There are some differences, however they aren't necessarily in hardware or specs. Note that this is all information I have gained from forums or news releases, so take it all with a grain of salt.
The first is the "scalability and reliability" (source). The K20 was designed to sit in a cluster system and run at full tilt 24/7. The Titan is more designed for gaming, so it will run at this duty cycle, but it may suffer long term lifetime issues if used this way.
The drivers are also different, however I am not sure of the major differences. The difference in focus of the cards' design likely leads to relatively small performance gains for the Tesla cards on this front.
"Some Tesla-exclusive features include:
- NVIDIA GPUDirect RDMA for InfiniBand performance
- Hyper-Q for MPI (Hyper-Q for CUDA Streams is supported on GeForce GTX TITAN)
- ECC protection for all internal and external registers and memories
- Supported tools for GPU and cluster management, such as Bright Computing, Ganglia." (source)
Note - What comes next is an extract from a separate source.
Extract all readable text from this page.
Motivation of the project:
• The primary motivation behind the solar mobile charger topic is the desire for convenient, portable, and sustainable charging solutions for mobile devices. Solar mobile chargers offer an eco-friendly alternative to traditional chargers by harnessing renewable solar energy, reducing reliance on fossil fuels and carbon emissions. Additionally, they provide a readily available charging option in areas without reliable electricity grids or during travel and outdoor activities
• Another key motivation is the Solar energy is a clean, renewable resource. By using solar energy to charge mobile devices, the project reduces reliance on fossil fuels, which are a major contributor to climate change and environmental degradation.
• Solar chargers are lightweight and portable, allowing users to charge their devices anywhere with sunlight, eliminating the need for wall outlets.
This points to the fact that the main differnce is their scalability. If you are looking to run on a desktop in your office, it would be hard to argue against a Titan over the K20 for the price difference. If you need the extra performance of multiple K20's, find yourself a HPC center and buy time with their servers.
Edit:
After looking a bit more into ECC, I am updating this answer to point out the implications of having it on the K20 and not on the Titan. The following information is a paraphrase of info found here.
ECC is error checking on the DRAM and registers for the GPU. Soft errors are when a bit is incorrectly transfered/stored. The faster and closer together the circuits, the higher the probility of a soft error. If you are solving a set of coupled ODE's or solving a linear system, a single number being off by one bit could significantly change the results in a non-reproducable way. Most standard RAM and caches in the CPU are error checked for these errors using ECC.
GPU's on the other hand, do not, in general, have ECC even though their memory bus are much faster than those on the CPU. This is because if a pixel on the screen is off by a bit for one frame, the quality of the program is not diminished. These errors also don't propogate. Therefore a lot of chip real estate (and cost) can be saved by skipping this feature. This extra complexity likely causes a large portion of the extra cost of the Tesla line.